“Drop it!”
Buddy Lee glanced back over his shoulder. Two deputies were standing behind him with their hands on their guns. Buddy Lee dropped the bat. It clattered against the Italian marble that covered the floor.
“Thank God for white privilege,” Buddy Lee said under his breath.
He launched himself at Christine and Gerald. Gerald pushed his wife at Buddy Lee. Buddy Lee swatted her aside and grabbed the butcher knife in Gerald’s hand by the blade with his right hand. He punched Gerald in the face with his left. The second his knuckles connected with that lantern-sized jaw was the happiest moment Buddy Lee had experienced in months. Even as strong arms snaked around his body, he kept hitting Gerald. He wrenched the knife from his hand and let it fall to the floor. Blood flowed from his sliced palm and rained down on the tile. When he was out of arm’s reach Buddy Lee kicked at Gerald’s face. The deputies struggled to get him down to the ground.
“He killed my boy! He killed my boy! My boy! My boy!” Buddy Lee screamed until his words ran together and became an unintelligible song of sorrow.
* * *
Buddy Lee leaned back against the cold cinder blocks that lined the holding cell. They had bandaged his hand and tossed him in the tank an hour ago. It was a weekend so there were a lot of drunks sharing the twenty-by-twenty space with him—a few raggedy-faced boys who were in the throes of opioid addiction and one quiet fella that seemed primed to burst into tears at any minute.
It was like the good ol’ days all over again. He probably wouldn’t get bail, or if he did, it would be so high he’d have to climb on a table to pay it. He was looking at least a couple of felonies. Add to that his past convictions, he could be looking at real time.
He’d failed. Failed Derek. Failed Isiah. Failed Ike. Failed Mya. Failed Arianna. He was what he had always been. A fuckup.
“Jenkins.” A deputy with a face made for radio said. Buddy Lee squinted at him.
“Yeah.”
“Get up. Somebody wants to talk,” the deputy said. Buddy Lee didn’t move. Who the hell wanted to talk to him?
“Who is it?” he asked.
“Get your ass up, or do we have to come and put you in the chair?” The deputy asked. The “chair” was a four-way restraint device for unruly prisoners. Buddy Lee had been in the chair once. He didn’t seek another ride on that particular conveyance. He stood up and faced the wall. Two deputies joined Hatchet Face. They handcuffed him before leading him out of the cell. They led him down an antiseptic white hallway lit by a series of flickering fluorescent lights. They came to a room marked LAWYER with black letters on a gold background. Hatchet Face opened the door, and the deputies guided him into the cool narrow room. Strong hands pushed him down into a chair. They uncuffed his right hand and looped the empty cuff to a ring on the underside of the table.

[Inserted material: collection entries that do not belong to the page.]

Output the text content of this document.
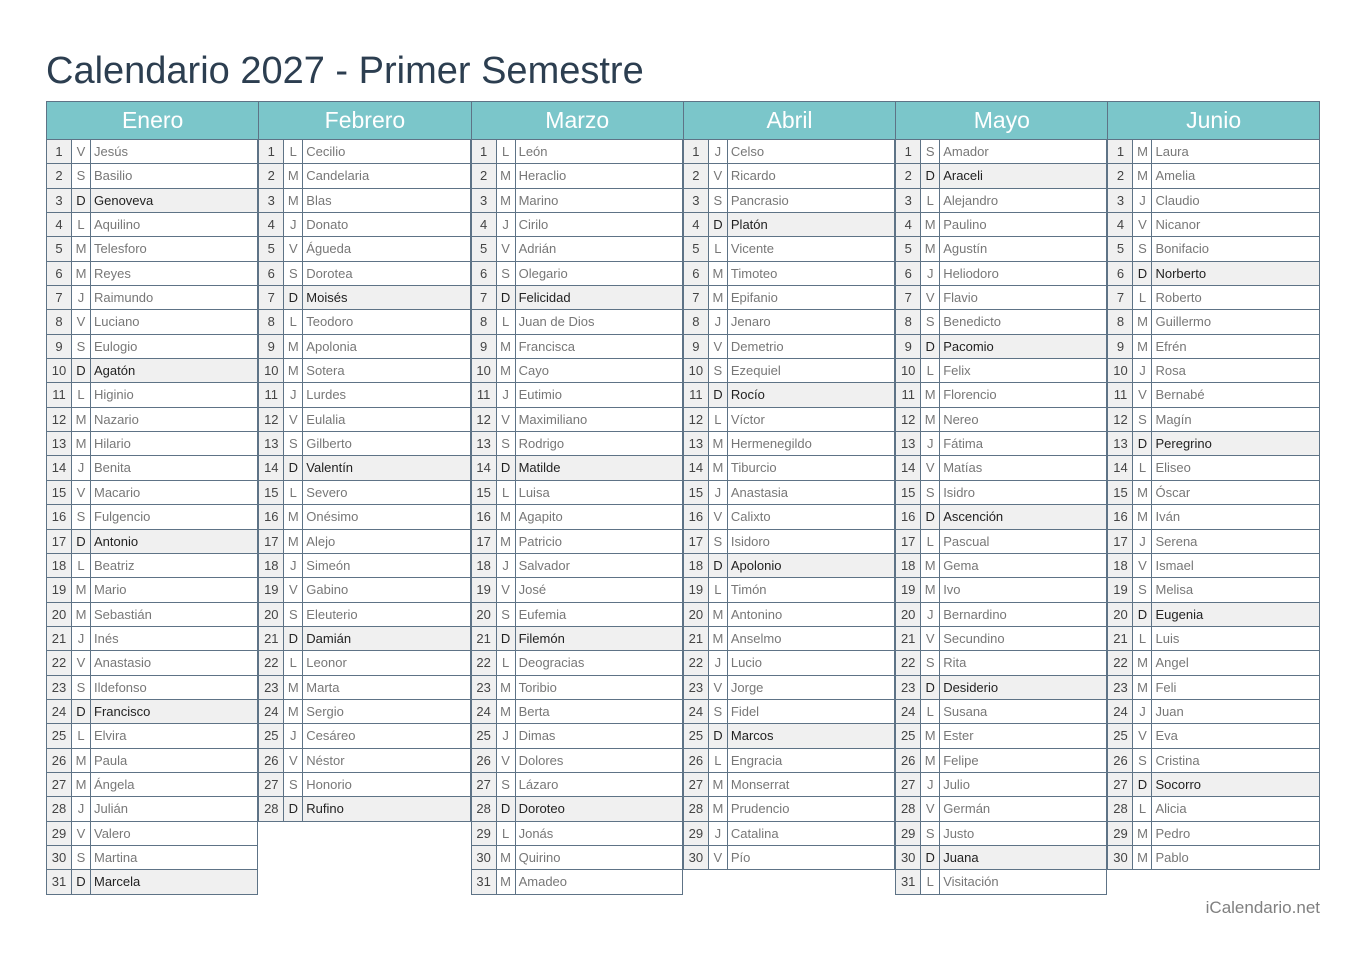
Calendario 2027 - Primer Semestre
Enero
1	V Jesús
2	S Basilio
3	D Genoveva
4	L Aquilino
5 M Telesforo
6 M Reyes
7	J Raimundo
8	V Luciano
9	S Eulogio
10 D Agatón
11 L Higinio
12 M Nazario
13 M Hilario
14 J Benita
15 V Macario
16 S Fulgencio
17 D Antonio
18 L Beatriz
19 M Mario
20 M Sebastián
21 J Inés
22 V Anastasio
23 S Ildefonso
24 D Francisco
25 L Elvira
26 M Paula
27 M Ángela
28 J Julián
29 V Valero
30 S Martina
31 D Marcela
Febrero
1	L Cecilio
2 M Candelaria
3 M Blas
4	J Donato
5	V Águeda
6	S Dorotea
7	D Moisés
8	L Teodoro
9 M Apolonia
10 M Sotera
11 J Lurdes
12 V Eulalia
13 S Gilberto
14 D Valentín
15 L Severo
16 M Onésimo
17 M Alejo
18 J Simeón
19 V Gabino
20 S Eleuterio
21 D Damián
22 L Leonor
23 M Marta
24 M Sergio
25 J Cesáreo
26 V Néstor
27 S Honorio
28 D Rufino
Marzo
1	L León
2 M Heraclio
3 M Marino
4	J Cirilo
5	V Adrián
6	S Olegario
7	D Felicidad
8	L Juan de Dios
9 M Francisca
10 M Cayo
11 J Eutimio
12 V Maximiliano
13 S Rodrigo
14 D Matilde
15 L Luisa
16 M Agapito
17 M Patricio
18 J Salvador
19 V José
20 S Eufemia
21 D Filemón
22 L Deogracias
23 M Toribio
24 M Berta
25 J Dimas
26 V Dolores
27 S Lázaro
28 D Doroteo
29 L Jonás
30 M Quirino
31 M Amadeo
Abril
1	J Celso
2	V Ricardo
3	S Pancrasio
4	D Platón
5	L Vicente
6 M Timoteo
7 M Epifanio
8	J Jenaro
9	V Demetrio
10 S Ezequiel
11 D Rocío
12 L Víctor
13 M Hermenegildo
14 M Tiburcio
15 J Anastasia
16 V Calixto
17 S Isidoro
18 D Apolonio
19 L Timón
20 M Antonino
21 M Anselmo
22 J Lucio
23 V Jorge
24 S Fidel
25 D Marcos
26 L Engracia
27 M Monserrat
28 M Prudencio
29 J Catalina
30 V Pío
Mayo
1	S Amador
2	D Araceli
3	L Alejandro
4 M Paulino
5 M Agustín
6	J Heliodoro
7	V Flavio
8	S Benedicto
9	D Pacomio
10 L Felix
11 M Florencio
12 M Nereo
13 J Fátima
14 V Matías
15 S Isidro
16 D Ascención
17 L Pascual
18 M Gema
19 M Ivo
20 J Bernardino
21 V Secundino
22 S Rita
23 D Desiderio
24 L Susana
25 M Ester
26 M Felipe
27 J Julio
28 V Germán
29 S Justo
30 D Juana
31 L Visitación
Junio
1 M Laura
2 M Amelia
3	J Claudio
4	V Nicanor
5	S Bonifacio
6	D Norberto
7	L Roberto
8 M Guillermo
9 M Efrén
10 J Rosa
11 V Bernabé
12 S Magín
13 D Peregrino
14 L Eliseo
15 M Óscar
16 M Iván
17 J Serena
18 V Ismael
19 S Melisa
20 D Eugenia
21 L Luis
22 M Angel
23 M Feli
24 J Juan
25 V Eva
26 S Cristina
27 D Socorro
28 L Alicia
29 M Pedro
30 M Pablo
iCalendario.net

“Who wants to talk to me?” Buddy Lee asked. The deputies didn’t respond. They slipped out without closing the door.
“We need to have a conversation, Mr. Jenkins,” Gerald said as he walked into the room.
THIRTY-EIGHT
Buddy Lee tried to jump up out of his chair, but the handcuff caught him short. He sat back down as Gerald closed the door behind him. He walked to the other side of the metal table and pulled the chair back just far enough to stay out of Buddy Lee’s reach.
“It has always bewildered me why these tables are bolted to the floor but the chairs aren’t. This room is supposed to be where defendants meet their attorneys. If you are that angry at your advocate that you would hit him or her with a table, you probably are guilty as sin,” Gerald said. He smiled at Buddy Lee. A purplish welt had sprung up on Gerald’s chin. Another one was located just above his eye.
“You killed my boy,” Buddy Lee said. He instinctively wrenched his handcuffed arm.
“Buddy, you need to listen to me.”
“You killed my son,” Buddy Lee seethed. Gerald shook his head. To an observer it would have appeared to be an empathetic gesture.
“Buddy, we have to approach this like adults,” Gerald said.
“I’m gonna cut your dick off and make you eat it,” Buddy Lee said. Gerald leaned forward and put his hands on his knees. He wasn’t smiling.
“This room doesn’t have any recording or video equipment, so we can speak frankly. My associates have the girl. Your granddaughter. You know where Tangerine is. They will contact you when you get out of here and arrange the details of the trade. You and Mr. Randolph will bring Tangerine to a location of our choosing. You will do as you’re told or I’ll have my associates chop that girl into bite-size pieces,” Gerald said.